I have a NextJS server with an API route the acts as a proxy. Basically, it takes in requests of the outside world and returns responses from a server inside the local machine. I do not want to open the port of any service other than the frontend NextJS server. I am using the http-proxy-middleware
NPM package to do this with the following code.
# /pages/api/[...slug.js]
import { createProxyMiddleware } from "http-proxy-middleware";
const proxy = createProxyMiddleware({
target: process.env.SERVER_URL,
secure: false,
pathRewrite: { "^/api/": "" },
changeOrigin: true,
});
export const config = {
api: {
externalResolver: true,
bodyParser: false,
},
}
export default function handler(req, res) {
proxy(req, res, (err) => {
if (err) {
throw err;
}
throw new Error(
`Request '${req.url}' is not proxied!
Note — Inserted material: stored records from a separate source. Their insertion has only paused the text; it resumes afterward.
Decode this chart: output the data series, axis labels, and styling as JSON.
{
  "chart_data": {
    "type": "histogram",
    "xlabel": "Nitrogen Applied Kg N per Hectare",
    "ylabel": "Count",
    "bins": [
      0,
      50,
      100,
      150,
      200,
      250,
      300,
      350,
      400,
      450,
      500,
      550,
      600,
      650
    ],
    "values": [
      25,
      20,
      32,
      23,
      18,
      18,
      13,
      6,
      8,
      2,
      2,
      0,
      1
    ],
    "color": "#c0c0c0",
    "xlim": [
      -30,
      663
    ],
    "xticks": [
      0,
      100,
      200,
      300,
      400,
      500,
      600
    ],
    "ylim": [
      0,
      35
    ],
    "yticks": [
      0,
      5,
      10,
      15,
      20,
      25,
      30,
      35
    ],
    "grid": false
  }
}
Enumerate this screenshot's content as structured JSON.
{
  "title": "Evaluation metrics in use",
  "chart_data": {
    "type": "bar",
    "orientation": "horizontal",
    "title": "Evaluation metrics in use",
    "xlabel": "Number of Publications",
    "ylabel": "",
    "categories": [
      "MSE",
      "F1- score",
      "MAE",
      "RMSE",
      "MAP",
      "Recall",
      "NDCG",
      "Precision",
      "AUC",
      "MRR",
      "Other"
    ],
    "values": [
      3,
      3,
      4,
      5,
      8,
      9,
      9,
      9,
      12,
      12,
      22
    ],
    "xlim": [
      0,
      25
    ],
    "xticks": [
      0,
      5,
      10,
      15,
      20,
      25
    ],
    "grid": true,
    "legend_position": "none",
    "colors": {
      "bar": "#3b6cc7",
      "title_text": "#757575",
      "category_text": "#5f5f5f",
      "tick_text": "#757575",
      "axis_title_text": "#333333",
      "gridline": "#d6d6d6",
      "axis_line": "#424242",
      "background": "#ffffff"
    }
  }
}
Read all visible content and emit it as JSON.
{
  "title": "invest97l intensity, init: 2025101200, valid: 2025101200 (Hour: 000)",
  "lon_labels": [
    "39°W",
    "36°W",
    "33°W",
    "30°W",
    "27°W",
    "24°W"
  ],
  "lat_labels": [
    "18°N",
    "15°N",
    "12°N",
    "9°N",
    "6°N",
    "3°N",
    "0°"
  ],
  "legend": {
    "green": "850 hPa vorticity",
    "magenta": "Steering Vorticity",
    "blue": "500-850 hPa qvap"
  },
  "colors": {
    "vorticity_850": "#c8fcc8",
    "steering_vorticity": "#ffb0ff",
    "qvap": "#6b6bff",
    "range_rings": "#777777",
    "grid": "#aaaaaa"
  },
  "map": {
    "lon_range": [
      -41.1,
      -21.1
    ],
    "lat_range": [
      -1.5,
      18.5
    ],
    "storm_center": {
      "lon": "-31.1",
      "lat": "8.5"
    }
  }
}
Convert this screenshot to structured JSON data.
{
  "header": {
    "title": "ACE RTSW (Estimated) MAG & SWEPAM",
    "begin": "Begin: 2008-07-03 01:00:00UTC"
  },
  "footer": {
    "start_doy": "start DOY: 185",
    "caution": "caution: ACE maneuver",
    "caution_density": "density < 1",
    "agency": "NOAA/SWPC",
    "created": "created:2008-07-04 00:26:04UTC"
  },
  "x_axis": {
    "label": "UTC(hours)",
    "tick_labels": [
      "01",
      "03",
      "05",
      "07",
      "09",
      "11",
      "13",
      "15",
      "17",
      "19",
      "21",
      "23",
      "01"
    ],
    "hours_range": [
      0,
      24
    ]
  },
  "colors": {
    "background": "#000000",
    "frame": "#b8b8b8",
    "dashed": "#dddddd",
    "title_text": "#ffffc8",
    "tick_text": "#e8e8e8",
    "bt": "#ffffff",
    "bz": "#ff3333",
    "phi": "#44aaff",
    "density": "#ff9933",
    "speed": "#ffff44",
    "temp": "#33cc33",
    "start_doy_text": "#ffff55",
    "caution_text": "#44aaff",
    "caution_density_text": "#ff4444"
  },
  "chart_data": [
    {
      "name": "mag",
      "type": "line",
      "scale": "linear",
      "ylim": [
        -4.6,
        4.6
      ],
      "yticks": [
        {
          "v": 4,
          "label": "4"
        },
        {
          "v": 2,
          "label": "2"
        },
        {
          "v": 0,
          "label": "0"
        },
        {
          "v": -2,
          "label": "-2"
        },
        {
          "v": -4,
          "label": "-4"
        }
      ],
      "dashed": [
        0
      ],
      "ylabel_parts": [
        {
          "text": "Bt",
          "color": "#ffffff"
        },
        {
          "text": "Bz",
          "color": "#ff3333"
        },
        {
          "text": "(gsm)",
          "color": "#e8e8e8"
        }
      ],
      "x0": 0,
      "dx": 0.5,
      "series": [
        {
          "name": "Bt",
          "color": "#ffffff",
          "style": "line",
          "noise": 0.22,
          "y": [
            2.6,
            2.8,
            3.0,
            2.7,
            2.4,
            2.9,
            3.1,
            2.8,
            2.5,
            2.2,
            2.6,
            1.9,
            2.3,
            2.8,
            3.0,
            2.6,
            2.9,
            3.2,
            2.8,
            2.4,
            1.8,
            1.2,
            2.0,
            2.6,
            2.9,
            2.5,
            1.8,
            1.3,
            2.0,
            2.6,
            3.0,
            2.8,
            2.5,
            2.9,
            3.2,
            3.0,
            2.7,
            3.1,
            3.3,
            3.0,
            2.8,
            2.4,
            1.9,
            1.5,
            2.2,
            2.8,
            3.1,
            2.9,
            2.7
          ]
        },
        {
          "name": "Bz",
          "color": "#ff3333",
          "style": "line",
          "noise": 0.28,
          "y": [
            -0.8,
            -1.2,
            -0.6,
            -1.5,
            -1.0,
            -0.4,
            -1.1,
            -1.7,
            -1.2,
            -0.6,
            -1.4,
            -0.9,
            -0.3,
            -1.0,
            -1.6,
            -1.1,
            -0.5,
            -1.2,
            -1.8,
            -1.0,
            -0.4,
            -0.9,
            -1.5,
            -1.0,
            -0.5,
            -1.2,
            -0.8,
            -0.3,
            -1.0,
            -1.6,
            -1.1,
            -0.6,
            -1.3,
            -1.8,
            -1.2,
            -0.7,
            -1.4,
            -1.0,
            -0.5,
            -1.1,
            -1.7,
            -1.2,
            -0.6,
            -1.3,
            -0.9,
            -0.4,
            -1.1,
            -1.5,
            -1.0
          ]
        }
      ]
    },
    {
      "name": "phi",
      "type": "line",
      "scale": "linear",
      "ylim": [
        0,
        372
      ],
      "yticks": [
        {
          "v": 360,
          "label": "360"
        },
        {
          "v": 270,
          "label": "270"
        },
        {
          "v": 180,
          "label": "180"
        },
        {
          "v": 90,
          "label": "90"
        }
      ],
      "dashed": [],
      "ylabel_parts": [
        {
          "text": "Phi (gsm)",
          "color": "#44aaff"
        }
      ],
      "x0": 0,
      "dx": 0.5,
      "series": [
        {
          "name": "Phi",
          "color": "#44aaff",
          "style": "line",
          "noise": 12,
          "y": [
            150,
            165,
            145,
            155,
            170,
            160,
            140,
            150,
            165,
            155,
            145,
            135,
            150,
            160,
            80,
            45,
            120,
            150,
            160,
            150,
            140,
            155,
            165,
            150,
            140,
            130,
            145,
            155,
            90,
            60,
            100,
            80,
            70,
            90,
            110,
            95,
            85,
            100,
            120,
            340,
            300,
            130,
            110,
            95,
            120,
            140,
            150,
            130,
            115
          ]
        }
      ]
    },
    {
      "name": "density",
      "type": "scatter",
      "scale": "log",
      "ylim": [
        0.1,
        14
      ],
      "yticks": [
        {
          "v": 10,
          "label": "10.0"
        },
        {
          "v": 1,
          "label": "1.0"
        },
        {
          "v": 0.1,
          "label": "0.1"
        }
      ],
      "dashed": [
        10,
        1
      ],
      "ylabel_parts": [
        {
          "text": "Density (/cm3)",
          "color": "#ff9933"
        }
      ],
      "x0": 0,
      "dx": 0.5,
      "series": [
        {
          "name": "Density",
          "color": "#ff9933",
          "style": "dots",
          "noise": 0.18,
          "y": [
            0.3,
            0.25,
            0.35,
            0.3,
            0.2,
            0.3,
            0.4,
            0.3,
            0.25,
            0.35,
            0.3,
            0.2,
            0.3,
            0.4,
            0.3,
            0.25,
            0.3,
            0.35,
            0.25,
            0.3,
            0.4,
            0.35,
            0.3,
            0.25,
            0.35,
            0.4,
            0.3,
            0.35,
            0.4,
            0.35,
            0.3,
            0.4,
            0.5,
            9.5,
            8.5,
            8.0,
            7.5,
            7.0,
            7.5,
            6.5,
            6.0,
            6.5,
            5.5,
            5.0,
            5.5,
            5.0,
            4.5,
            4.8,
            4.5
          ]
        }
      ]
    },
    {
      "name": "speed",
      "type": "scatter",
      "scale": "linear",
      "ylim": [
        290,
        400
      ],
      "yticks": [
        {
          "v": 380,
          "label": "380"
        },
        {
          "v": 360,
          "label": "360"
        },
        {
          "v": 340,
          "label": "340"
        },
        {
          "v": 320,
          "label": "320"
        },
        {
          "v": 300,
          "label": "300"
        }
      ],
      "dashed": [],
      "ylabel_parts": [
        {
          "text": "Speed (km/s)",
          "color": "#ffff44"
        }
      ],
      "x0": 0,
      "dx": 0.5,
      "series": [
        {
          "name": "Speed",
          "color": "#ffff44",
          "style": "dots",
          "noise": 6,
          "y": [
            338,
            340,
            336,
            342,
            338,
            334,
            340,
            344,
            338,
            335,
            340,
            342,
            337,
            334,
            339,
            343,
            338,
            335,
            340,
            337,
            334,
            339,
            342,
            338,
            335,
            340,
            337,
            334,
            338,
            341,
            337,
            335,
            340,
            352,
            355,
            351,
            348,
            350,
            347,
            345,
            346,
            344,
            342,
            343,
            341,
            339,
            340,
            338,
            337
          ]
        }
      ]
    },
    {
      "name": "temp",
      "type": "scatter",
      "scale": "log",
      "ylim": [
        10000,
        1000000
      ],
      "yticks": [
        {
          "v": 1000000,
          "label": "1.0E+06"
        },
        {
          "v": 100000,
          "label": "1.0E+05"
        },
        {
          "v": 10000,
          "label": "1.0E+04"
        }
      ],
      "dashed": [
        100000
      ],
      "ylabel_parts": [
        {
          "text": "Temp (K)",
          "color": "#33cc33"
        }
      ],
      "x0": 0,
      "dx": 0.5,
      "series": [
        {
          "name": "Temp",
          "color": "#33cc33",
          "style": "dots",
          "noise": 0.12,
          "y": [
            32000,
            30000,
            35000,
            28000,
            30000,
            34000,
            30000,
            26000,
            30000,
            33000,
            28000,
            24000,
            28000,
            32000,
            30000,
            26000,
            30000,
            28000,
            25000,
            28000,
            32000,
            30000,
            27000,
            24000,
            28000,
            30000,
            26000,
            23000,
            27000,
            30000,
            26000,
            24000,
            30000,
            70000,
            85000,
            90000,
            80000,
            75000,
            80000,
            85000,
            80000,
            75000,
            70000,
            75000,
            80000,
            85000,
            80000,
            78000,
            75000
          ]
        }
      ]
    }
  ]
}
We should never reach here!`
);
});
}
It should take all requests queried to the relative route /api
and change the origin to localhost:8000
. It serves as a gateway between my frontend and my backend. The problem is that when I send a request through /api
, the route correctly redirects but the URL of backend is exposed. Looking in the Firefox developer console, I can see the URL of my backend. Does this not defeat the purpose of the proxy? How can I change this?